On September 25th, OpenAI announced on its official website that ChatGPT can now “see,” “listen,” and “speak.” A new version of ChatGPT is currently being rolled out, and in addition to common text-based interactions, it is now learning to understand human questions in new ways, such as through speaking aloud or uploading images.
Specifically, in terms of voice interactions:
- Users are allowed to engage in voice conversations with ChatGPT, providing a more intuitive means of interaction.
- This feature is supported on iOS and Android mobile apps, enabling users to enjoy voice interactions on their mobile devices.
- ChatGPT offers five different voice choices to enhance the user experience.
- Voice interactions are enabled through a new text-to-speech model and a speech recognition system.
This should feel similar to conversing with Apple’s Siri, but OpenAI hopes to make it produce better answers by improving its underlying technology. Currently, most virtual assistants, like Amazon’s Alexa, are being improved based on large language models (LLMs).
According to OpenAI, the new voice feature is supported by a text-to-speech model that can generate “human-like audio” from text and a few seconds of speech samples. OpenAI also seems to believe that this model has potential beyond its current capabilities and is working with the music streaming platform Spotify to translate podcasts into other languages while preserving the speaker’s voice.

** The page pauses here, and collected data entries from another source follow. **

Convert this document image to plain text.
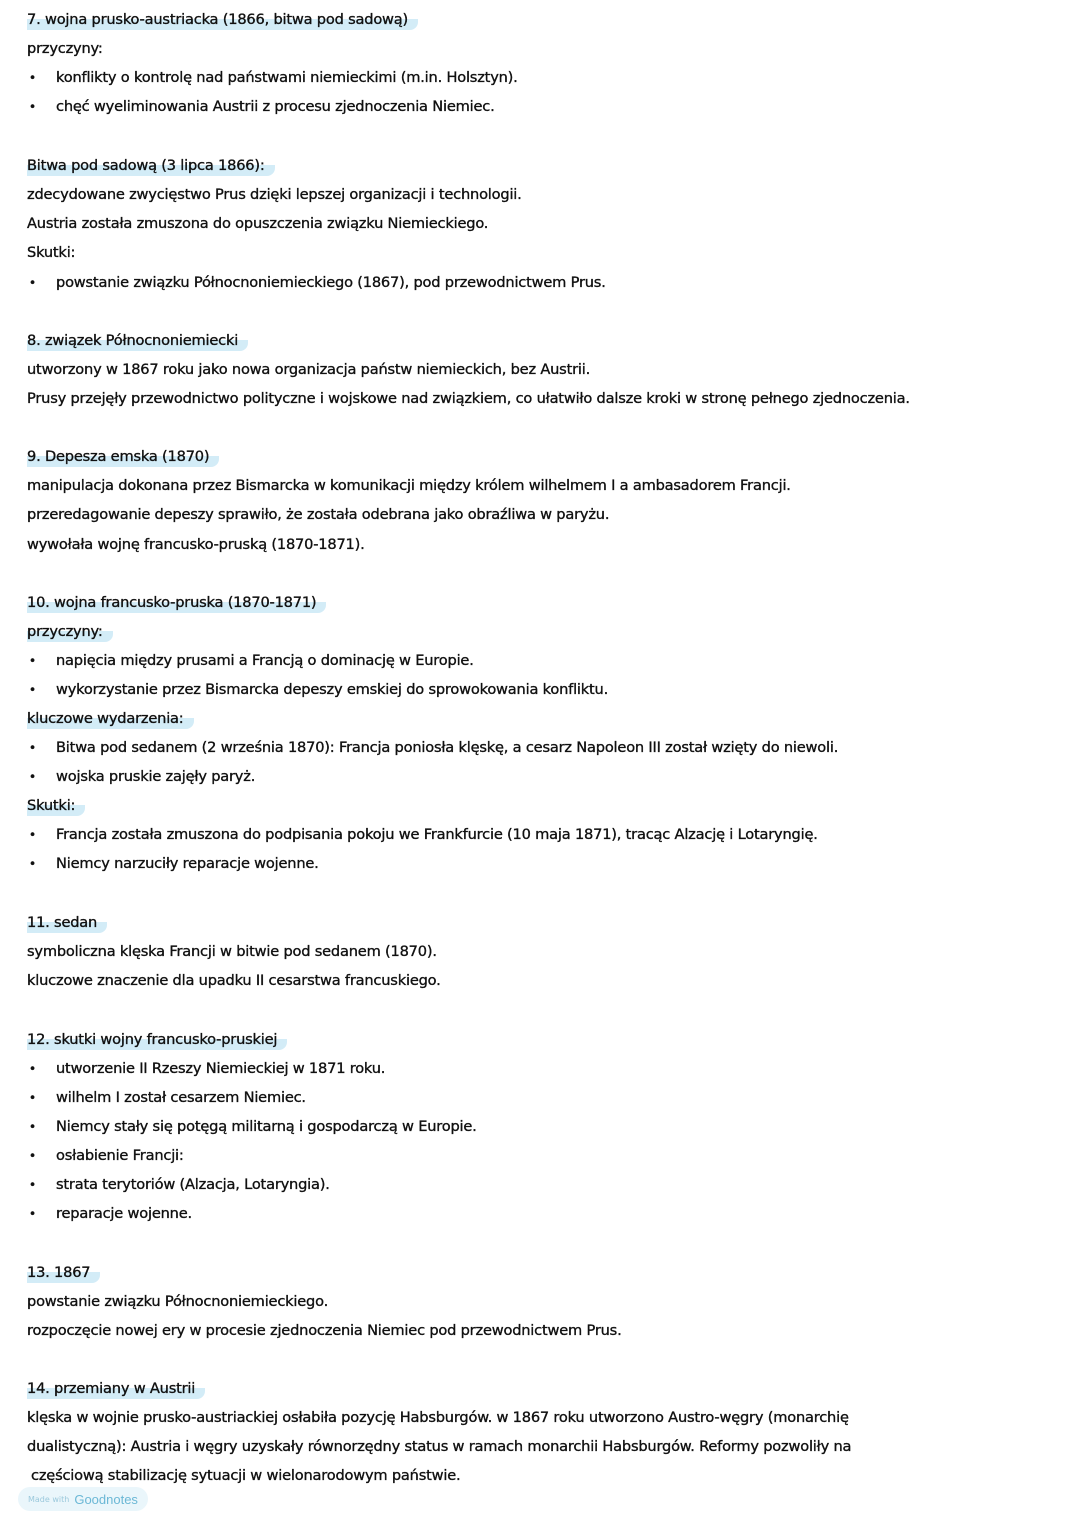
7. wojna prusko-austriacka (1866, bitwa pod sadową)
przyczyny:
• konflikty o kontrolę nad państwami niemieckimi (m.in. Holsztyn).
• chęć wyeliminowania Austrii z procesu zjednoczenia Niemiec.
Bitwa pod sadową (3 lipca 1866):
zdecydowane zwycięstwo Prus dzięki lepszej organizacji i technologii.
Austria została zmuszona do opuszczenia związku Niemieckiego.
Skutki:
• powstanie związku Północnoniemieckiego (1867), pod przewodnictwem Prus.
8. związek Północnoniemiecki
utworzony w 1867 roku jako nowa organizacja państw niemieckich, bez Austrii.
Prusy przejęły przewodnictwo polityczne i wojskowe nad związkiem, co ułatwiło dalsze kroki w stronę pełnego zjednoczenia.
9. Depesza emska (1870)
manipulacja dokonana przez Bismarcka w komunikacji między królem wilhelmem I a ambasadorem Francji.
przeredagowanie depeszy sprawiło, że została odebrana jako obraźliwa w paryżu.
wywołała wojnę francusko-pruską (1870-1871).
10. wojna francusko-pruska (1870-1871)
przyczyny:
• napięcia między prusami a Francją o dominację w Europie.
• wykorzystanie przez Bismarcka depeszy emskiej do sprowokowania konfliktu.
kluczowe wydarzenia:
• Bitwa pod sedanem (2 września 1870): Francja poniosła klęskę, a cesarz Napoleon III został wzięty do niewoli.
• wojska pruskie zajęły paryż.
Skutki:
• Francja została zmuszona do podpisania pokoju we Frankfurcie (10 maja 1871), tracąc Alzację i Lotaryngię.
• Niemcy narzuciły reparacje wojenne.
11. sedan
symboliczna klęska Francji w bitwie pod sedanem (1870).
kluczowe znaczenie dla upadku II cesarstwa francuskiego.
12. skutki wojny francusko-pruskiej
• utworzenie II Rzeszy Niemieckiej w 1871 roku.
• wilhelm I został cesarzem Niemiec.
• Niemcy stały się potęgą militarną i gospodarczą w Europie.
• osłabienie Francji:
• strata terytoriów (Alzacja, Lotaryngia).
• reparacje wojenne.
13. 1867
powstanie związku Północnoniemieckiego.
rozpoczęcie nowej ery w procesie zjednoczenia Niemiec pod przewodnictwem Prus.
14. przemiany w Austrii
klęska w wojnie prusko-austriackiej osłabiła pozycję Habsburgów. w 1867 roku utworzono Austro-węgry (monarchię
dualistyczną): Austria i węgry uzyskały równorzędny status w ramach monarchii Habsburgów. Reformy pozwoliły na
częściową stabilizację sytuacji w wielonarodowym państwie.
Made with Goodnotes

Synthetic speech has many interesting applications, and OpenAI could become a significant player in this industry.
However, the ability to create powerful synthetic voices with just a few seconds of audio raises new risks. OpenAI notes that these features “also introduce new risks, such as the possibility of malicious actors impersonating public figures or committing fraud.” For this reason, the model will not be widely available and will be subject to specific use cases and partner restrictions.
In terms of image interactions:
- Users can upload images to interact with ChatGPT.

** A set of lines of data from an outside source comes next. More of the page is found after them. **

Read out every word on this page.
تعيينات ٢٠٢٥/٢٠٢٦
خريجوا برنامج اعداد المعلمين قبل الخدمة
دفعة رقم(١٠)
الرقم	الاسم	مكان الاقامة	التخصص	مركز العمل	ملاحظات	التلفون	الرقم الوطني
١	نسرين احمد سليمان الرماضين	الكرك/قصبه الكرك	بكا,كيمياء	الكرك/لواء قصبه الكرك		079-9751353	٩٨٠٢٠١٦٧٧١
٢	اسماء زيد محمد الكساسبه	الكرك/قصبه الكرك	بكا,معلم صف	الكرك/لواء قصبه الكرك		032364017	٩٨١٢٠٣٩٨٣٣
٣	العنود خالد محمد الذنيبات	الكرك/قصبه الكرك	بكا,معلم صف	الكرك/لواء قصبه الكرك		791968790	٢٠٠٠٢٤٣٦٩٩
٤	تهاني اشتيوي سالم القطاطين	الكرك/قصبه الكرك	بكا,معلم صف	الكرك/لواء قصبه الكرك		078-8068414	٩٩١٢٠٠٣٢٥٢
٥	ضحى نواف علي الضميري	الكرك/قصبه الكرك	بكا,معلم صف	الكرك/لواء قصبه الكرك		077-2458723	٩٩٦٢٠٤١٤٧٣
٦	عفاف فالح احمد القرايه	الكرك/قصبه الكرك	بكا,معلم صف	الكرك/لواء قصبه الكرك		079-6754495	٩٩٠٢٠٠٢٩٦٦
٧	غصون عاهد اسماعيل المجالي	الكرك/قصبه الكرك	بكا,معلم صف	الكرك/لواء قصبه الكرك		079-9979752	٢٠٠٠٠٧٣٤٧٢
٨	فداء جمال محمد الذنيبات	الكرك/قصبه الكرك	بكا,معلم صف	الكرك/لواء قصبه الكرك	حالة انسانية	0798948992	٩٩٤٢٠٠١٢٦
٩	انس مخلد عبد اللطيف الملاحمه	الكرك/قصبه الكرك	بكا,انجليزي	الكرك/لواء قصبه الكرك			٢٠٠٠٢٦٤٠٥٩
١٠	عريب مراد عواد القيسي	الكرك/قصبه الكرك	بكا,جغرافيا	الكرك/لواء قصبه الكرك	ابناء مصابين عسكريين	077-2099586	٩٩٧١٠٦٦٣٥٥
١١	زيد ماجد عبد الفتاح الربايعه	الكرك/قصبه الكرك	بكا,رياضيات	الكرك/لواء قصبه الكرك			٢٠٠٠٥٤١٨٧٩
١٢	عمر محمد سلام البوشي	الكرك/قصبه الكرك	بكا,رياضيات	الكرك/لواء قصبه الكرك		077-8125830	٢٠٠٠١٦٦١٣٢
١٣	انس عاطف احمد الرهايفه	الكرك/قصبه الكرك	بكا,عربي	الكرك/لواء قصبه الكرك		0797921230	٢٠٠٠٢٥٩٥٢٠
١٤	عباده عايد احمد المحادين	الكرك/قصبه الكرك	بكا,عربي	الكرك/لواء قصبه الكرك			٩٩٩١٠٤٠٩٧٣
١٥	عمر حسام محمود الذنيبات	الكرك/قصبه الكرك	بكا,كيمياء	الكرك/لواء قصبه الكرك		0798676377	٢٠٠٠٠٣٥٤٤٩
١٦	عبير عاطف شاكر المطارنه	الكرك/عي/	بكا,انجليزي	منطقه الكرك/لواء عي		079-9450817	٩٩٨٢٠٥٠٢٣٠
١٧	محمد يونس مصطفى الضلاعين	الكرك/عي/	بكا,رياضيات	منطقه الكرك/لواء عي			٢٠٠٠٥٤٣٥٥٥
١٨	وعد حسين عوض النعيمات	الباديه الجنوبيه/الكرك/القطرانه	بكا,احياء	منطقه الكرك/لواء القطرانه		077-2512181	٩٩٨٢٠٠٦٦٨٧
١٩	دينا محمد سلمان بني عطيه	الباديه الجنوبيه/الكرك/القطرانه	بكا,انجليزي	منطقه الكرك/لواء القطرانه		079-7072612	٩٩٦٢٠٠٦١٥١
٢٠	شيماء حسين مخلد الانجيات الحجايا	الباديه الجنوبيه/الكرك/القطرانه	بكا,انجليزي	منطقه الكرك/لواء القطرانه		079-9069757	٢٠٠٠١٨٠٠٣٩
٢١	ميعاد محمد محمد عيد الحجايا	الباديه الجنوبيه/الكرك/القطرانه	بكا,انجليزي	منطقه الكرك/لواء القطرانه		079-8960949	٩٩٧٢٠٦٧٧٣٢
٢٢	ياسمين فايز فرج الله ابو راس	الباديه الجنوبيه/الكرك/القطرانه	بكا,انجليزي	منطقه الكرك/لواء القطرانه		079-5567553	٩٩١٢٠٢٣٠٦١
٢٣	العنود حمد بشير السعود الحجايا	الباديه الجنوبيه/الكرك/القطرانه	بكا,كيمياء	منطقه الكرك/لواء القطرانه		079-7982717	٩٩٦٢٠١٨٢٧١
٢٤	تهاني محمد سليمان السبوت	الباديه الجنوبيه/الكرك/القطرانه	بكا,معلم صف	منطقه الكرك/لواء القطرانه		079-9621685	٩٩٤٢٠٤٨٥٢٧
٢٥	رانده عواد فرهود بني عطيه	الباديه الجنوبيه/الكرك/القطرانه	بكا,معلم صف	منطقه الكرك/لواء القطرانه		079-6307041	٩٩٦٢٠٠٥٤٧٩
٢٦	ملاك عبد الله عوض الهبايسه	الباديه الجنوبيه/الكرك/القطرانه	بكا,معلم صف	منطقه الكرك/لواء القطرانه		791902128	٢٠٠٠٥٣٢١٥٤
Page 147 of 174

- Support for multiple images.
- Providing drawing tools on the mobile app, users can use them to clarify their queries or requests.

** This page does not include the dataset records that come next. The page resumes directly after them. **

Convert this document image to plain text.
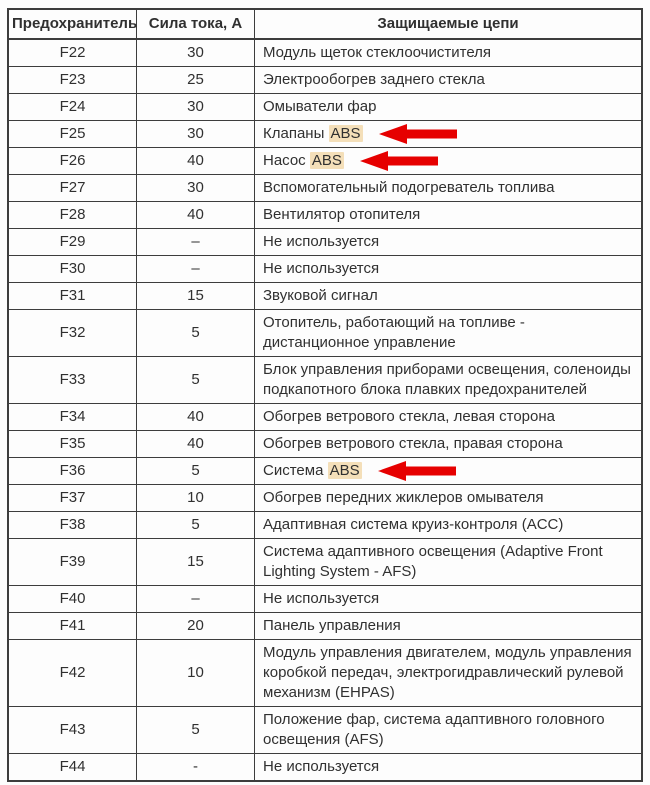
Предохранитель	Сила тока, А	Защищаемые цепи
F22	30	Модуль щеток стеклоочистителя
F23	25	Электрообогрев заднего стекла
F24	30	Омыватели фар
F25	30	Клапаны ABS
F26	40	Насос ABS
F27	30	Вспомогательный подогреватель топлива
F28	40	Вентилятор отопителя
F29	–	Не используется
F30	–	Не используется
F31	15	Звуковой сигнал
F32	5	Отопитель, работающий на топливе - дистанционное управление
F33	5	Блок управления приборами освещения, соленоиды подкапотного блока плавких предохранителей
F34	40	Обогрев ветрового стекла, левая сторона
F35	40	Обогрев ветрового стекла, правая сторона
F36	5	Система ABS
F37	10	Обогрев передних жиклеров омывателя
F38	5	Адаптивная система круиз-контроля (ACC)
F39	15	Система адаптивного освещения (Adaptive Front Lighting System - AFS)
F40	–	Не используется
F41	20	Панель управления
F42	10	Модуль управления двигателем, модуль управления коробкой передач, электрогидравлический рулевой механизм (EHPAS)
F43	5	Положение фар, система адаптивного головного освещения (AFS)
F44	-	Не используется
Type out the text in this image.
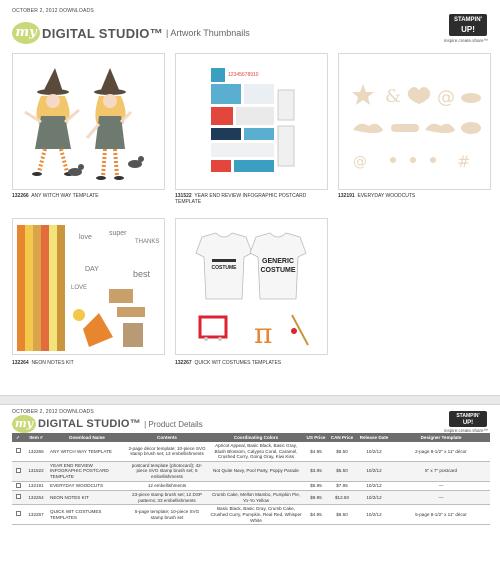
OCTOBER 2, 2012 DOWNLOADS
my DIGITAL STUDIO™ | Artwork Thumbnails
STAMPIN'
UP!
inspire.create.share™
132266 ANY WITCH WAY TEMPLATE
12345678910
131522 YEAR END REVIEW INFOGRAPHIC POSTCARD TEMPLATE
& @
@	#
132191 EVERYDAY WOODCUTS
love
super
THANKS
best
DAY
LOVE
132264 NEON NOTES KIT
COSTUME
GENERIC
COSTUME
π
132267 QUICK WIT COSTUMES TEMPLATES
OCTOBER 2, 2012 DOWNLOADS
my DIGITAL STUDIO™ | Product Details
STAMPIN'
UP!
inspire.create.share™
✓	Item #	Download Name	Contents	Coordinating Colors	US Price	CAN Price	Release Date	Designer Template
	132266	ANY WITCH WAY TEMPLATE	2-page décor template; 10-piece SVG stamp brush set; 13 embellishments	Apricot Appeal, Basic Black, Basic Gray, Blush Blossom, Calypso Coral, Caramel, Crushed Curry, Going Gray, Kiwi Kiss	$4.95	$6.50	10/2/12	2-page 8-1/2" x 11" décor
	131522	YEAR END REVIEW INFOGRAPHIC POSTCARD TEMPLATE	postcard template (photocard); 42-piece SVG stamp brush set; 6 embellishments	Not Quite Navy, Pool Party, Poppy Parade	$3.95	$5.50	10/2/12	5" x 7" postcard
	132191	EVERYDAY WOODCUTS	12 embellishments		$5.95	$7.95	10/2/12	—
	132264	NEON NOTES KIT	23-piece stamp brush set; 12 DSP patterns; 33 embellishments	Crumb Cake, Mellon Mambo, Pumpkin Pie, Yo-Yo Yellow	$9.95	$12.50	10/2/12	—
	132267	QUICK WIT COSTUMES TEMPLATES	5-page template; 10-piece SVG stamp brush set	Basic Black, Basic Gray, Crumb Cake, Crushed Curry, Pumpkin, Real Red, Whisper White	$4.95	$6.50	10/2/12	5-page 8-1/2" x 11" décor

- Using a multimodal GPT model to understand images better.
- These image and voice features will be initially rolled out to Plus (paid subscription) and enterprise users within the next two weeks.
- The introduction of voice and image features will follow a progressive strategy to ensure security.
- It’s important to note the limitations of the model and avoid relying on it in high-risk scenarios.
Image search is somewhat similar to the functionality of Google Lens. Users can take photos of anything they’re interested in, and ChatGPT will try to understand what the user is asking and respond accordingly. Users can also use drawing tools in the app to help clarify their queries while speaking or writing questions alongside images.
This is an interactive feature that ChatGPT aims to achieve: rather than conducting a search and receiving incorrect answers, it’s better to prompt the AI robot to improve its answers during the process.
However, image searches clearly have their potential issues. For example, how should ChatGPT react when a user inquires about a person’s identity based on a photo? OpenAI states that they have intentionally limited ChatGPT’s “ability to analyze and directly state information about people” for both accuracy and privacy reasons. This means that a science-fiction-like scenario of looking at someone and asking AI “who is that” won’t be realized anytime soon.
Nearly a year after the initial release of ChatGPT, OpenAI seems to be still exploring how to add more functionalities and capabilities to its AI robot without introducing new problems and flaws. OpenAI is also attempting to maintain a balance between going “further” and “reducing risk” by intentionally limiting the functionality of its new models. However, this approach may not be effective indefinitely. As more people use voice control and image search, and ChatGPT becomes increasingly closer to being a truly multi-modal and useful virtual assistant, maintaining these guardrails will become more challenging.